İfk hâdisesindeki tavırları da başlı başına bir fetânet örneğidir: Pek çok kimsenin aldatılıp fitneye sürükleneceği böyle bir hadisede, yara almadan işin içinden sıyrılmak ve bütün nifak cephesinin planlarını boşa çıkarmak, gerçekten emsâli gösterilemeyen bir firâset örneğidir.
İfk hâdisesinde münafıkların yaydığı dedikodulara, Bedir ehlinden olduğu ve Hz. Ebû Bekir efendimizin yardımlarına mazhar bulunduğu halde, Hz. Mıstah b. Usâse de karışmıştı. Hâdisenin sadece bir iftiradan ibaret bulunduğu âyetle de tescil olunca, Hz. Ebu Bekir efendimiz, Hz. Mıstah'a yaptığı yardımı kesti. Hemen nâzil olan âyet, "Sizden fazl sahibi olanlar, yardımı kesmesin" diye ikazda bulununca, Hz. Ebu Bekir, hiçbir şey olmamış gibi yardımına devam etti. Leyl sûresinin son âyetleri onun hakkında geldiği rivayet edilir. O, sadece ve sadece "Yüce Rabbini hoşnut etmek isteyendi." Bu sûreden sonraki Duhâ sûresi, Efendimiz hakkındadır. İkisi arasındaki iktiran burada da dikkati çekmektedir. "Sıdkla gelen ve O'nu tasdik eden" âyetindeki, "sıdkla gelen," Efendimiz (sav), "O'nu tasdik eden" de Hz. Ebû Bekir'dir. Efendimiz, bir rüyasına dayanarak, onun halifeliği için "zayıf" tabirini kullanmışsa da, bu zayıflık, Hz. Ebu Bekir'in şahsı ve idareciliği için değildir. Hilâfeti yüklendiğinde, irtidad hadiseleriyle toplumdaki sarsıntılardan ötürüdür. O, bütün bunları önledikten sonra, Hz. Ömer zamanında yerli yerine oturacak olan sistemin temellerini atmıştı ki, Hz. Ömer, onun attığı bu temeller üzerinde yürüdü.

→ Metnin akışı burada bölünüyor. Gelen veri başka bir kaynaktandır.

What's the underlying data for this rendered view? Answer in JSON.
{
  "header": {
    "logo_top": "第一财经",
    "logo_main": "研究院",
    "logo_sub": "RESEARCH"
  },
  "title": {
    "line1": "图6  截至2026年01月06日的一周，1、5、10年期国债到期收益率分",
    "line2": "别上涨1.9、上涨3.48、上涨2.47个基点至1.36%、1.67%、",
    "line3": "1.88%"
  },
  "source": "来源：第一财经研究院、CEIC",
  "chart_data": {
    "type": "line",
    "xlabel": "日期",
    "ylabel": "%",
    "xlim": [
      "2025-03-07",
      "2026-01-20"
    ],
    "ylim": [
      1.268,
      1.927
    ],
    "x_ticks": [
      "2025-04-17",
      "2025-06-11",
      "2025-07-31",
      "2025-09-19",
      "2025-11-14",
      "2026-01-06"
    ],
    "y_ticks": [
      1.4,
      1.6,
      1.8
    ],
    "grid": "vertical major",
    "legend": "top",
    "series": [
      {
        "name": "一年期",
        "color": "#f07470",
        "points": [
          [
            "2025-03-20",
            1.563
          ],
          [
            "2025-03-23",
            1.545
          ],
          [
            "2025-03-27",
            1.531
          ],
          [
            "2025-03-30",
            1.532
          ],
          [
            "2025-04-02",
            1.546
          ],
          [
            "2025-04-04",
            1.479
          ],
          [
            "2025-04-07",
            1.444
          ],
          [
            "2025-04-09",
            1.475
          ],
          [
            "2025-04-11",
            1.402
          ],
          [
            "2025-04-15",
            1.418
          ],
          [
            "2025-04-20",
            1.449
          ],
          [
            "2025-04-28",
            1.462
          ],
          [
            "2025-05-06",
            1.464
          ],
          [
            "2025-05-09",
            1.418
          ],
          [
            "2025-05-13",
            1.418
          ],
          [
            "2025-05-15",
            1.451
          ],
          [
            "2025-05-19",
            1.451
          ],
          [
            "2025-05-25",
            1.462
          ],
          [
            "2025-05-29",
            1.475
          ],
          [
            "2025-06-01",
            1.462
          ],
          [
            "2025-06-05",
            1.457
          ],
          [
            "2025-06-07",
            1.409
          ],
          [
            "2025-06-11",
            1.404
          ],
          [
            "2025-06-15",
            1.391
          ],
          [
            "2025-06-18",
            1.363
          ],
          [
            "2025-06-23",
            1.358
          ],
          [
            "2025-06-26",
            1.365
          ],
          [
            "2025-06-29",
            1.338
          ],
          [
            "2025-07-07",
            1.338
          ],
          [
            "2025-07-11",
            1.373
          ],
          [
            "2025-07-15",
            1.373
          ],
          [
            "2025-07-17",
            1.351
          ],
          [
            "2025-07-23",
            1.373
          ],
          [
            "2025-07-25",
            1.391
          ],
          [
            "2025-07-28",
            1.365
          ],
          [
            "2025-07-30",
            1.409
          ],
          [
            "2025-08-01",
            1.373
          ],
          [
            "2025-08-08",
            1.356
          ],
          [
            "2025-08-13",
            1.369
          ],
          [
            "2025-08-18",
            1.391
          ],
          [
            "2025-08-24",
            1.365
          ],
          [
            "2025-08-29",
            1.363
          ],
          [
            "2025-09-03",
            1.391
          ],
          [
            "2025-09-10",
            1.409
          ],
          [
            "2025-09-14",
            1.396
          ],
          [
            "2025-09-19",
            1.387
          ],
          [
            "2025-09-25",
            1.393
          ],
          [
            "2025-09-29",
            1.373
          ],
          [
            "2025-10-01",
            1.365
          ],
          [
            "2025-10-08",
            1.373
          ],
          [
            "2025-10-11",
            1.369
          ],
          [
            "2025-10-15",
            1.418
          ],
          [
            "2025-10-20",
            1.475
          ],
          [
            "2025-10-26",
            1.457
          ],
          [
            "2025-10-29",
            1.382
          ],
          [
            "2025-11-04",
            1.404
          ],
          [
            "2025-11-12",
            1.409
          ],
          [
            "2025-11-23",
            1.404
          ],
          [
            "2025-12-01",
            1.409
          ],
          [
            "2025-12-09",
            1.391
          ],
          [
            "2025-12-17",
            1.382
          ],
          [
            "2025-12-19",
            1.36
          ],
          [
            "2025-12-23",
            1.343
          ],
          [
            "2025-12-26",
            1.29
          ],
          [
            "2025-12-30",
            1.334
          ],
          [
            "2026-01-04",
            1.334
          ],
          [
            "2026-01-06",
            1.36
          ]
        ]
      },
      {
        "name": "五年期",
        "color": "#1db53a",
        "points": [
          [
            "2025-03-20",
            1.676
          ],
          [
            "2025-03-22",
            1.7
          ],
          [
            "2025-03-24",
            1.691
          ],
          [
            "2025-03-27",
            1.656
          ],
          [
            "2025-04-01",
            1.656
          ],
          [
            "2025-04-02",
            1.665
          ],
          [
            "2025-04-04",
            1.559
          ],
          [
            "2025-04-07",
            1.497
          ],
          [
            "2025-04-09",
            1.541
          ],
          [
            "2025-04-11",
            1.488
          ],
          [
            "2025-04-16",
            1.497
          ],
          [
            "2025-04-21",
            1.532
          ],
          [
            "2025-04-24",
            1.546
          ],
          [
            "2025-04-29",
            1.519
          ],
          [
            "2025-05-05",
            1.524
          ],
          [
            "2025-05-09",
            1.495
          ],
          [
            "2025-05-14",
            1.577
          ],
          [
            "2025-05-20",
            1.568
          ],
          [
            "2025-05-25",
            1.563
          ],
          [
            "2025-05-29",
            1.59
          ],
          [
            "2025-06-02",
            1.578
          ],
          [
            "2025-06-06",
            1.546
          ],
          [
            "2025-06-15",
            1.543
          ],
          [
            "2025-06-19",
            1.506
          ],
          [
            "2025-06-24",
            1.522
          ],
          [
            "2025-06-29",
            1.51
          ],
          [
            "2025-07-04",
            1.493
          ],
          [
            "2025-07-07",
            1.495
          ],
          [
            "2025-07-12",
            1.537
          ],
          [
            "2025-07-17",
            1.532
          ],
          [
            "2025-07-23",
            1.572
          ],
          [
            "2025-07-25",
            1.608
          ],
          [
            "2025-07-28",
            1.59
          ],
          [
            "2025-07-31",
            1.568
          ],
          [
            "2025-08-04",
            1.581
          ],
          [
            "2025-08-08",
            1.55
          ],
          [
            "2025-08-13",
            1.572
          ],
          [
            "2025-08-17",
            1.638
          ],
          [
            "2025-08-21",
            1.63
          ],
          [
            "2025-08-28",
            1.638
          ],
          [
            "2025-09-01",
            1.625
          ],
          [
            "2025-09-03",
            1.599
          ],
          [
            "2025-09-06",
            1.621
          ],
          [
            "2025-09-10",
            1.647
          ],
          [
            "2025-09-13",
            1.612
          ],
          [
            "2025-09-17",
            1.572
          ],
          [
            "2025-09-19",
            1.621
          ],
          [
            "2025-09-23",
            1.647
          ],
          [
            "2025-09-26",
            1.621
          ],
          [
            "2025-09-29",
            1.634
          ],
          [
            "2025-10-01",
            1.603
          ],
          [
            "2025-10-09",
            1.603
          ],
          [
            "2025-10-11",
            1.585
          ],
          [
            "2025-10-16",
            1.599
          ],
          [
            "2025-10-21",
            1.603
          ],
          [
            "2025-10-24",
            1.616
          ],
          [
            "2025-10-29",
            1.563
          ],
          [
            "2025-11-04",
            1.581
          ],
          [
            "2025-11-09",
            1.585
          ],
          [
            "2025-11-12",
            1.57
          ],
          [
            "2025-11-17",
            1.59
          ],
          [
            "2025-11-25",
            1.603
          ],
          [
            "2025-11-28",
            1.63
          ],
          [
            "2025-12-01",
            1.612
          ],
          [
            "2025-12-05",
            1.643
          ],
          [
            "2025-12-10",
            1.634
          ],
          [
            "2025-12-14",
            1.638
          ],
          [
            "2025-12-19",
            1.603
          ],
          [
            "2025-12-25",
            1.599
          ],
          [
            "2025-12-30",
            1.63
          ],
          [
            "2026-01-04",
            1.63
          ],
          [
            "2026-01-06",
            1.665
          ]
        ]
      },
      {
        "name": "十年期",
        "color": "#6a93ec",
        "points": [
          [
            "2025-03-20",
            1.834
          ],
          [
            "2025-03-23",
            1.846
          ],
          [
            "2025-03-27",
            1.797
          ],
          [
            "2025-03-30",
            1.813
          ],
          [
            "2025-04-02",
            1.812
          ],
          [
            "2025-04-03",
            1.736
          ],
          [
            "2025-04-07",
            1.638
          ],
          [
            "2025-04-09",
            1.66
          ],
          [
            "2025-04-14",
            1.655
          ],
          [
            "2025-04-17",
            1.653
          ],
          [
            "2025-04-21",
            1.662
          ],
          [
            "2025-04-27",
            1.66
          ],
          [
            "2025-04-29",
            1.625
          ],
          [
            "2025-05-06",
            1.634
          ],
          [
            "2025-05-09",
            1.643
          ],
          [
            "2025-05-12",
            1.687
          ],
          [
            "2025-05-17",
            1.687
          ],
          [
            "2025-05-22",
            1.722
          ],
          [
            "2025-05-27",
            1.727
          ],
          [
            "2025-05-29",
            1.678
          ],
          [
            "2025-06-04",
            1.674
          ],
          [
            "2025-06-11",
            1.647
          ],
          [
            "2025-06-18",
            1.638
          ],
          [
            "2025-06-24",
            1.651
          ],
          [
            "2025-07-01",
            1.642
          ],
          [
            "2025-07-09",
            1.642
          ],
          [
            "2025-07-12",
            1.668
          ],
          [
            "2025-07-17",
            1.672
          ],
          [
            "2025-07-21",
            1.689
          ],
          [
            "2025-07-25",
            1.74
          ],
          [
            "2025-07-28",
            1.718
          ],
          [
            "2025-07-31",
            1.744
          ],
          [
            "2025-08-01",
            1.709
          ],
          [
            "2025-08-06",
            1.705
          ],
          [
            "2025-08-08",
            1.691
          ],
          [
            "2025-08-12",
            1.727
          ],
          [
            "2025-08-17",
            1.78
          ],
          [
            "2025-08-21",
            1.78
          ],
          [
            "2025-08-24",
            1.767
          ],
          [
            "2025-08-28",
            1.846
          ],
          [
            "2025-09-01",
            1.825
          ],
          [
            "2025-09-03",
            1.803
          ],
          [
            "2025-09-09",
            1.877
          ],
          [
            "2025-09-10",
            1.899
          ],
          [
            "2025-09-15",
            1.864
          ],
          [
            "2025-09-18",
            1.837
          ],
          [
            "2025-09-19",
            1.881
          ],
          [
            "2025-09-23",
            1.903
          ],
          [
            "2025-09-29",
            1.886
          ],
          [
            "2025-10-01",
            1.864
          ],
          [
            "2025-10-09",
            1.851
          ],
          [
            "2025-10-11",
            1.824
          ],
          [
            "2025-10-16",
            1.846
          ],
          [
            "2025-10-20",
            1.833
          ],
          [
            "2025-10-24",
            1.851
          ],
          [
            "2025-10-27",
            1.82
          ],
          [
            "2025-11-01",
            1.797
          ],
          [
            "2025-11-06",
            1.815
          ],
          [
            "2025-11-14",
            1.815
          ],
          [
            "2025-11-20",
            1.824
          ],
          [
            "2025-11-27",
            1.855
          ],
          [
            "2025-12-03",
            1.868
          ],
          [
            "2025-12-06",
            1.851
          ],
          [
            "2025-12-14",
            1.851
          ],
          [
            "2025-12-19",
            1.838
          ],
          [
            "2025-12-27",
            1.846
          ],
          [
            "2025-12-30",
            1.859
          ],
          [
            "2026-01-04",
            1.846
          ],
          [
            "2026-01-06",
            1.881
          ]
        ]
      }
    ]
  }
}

Aslında, Sahâbe'nin her biri bir kibrit-i ahmer gibidir. Halid, iki devlete karşı mücadele verir ve galip gelir. Ama, bir nefer olarak vefat eder. Said b. Zeyd, onun için, "Övülen biri olarak yaşadı ve İslâm'ın bir yitiği olarak gitti" der. Hz. Ebû Ubeyde ibn Cerrah'ın bir komutan olduğu bilinmezdi. Hz. Ömer, onu öne çıkarmış ve Yermuk'ta Hz. Halid'in yerine kumandan tayin etmişti ve Yermuk, Hz. Halid'le başlamış, Hz. Ebû Ubeyde ile tamamlanmıştı. Sa'd ibn Ebî Vakkas'ın iyi ok attığı bilinirdi de, komutanlığı yine bilinmezdi. Hz. Ömer, onu da keşfetmiş ve İran'la savaşan orduların başına getirmişti. Hz. Sa'd, burada nasıl bir kumandan olduğunu ortaya koyarak, tarihe "İran fâtihi" olarak geçti.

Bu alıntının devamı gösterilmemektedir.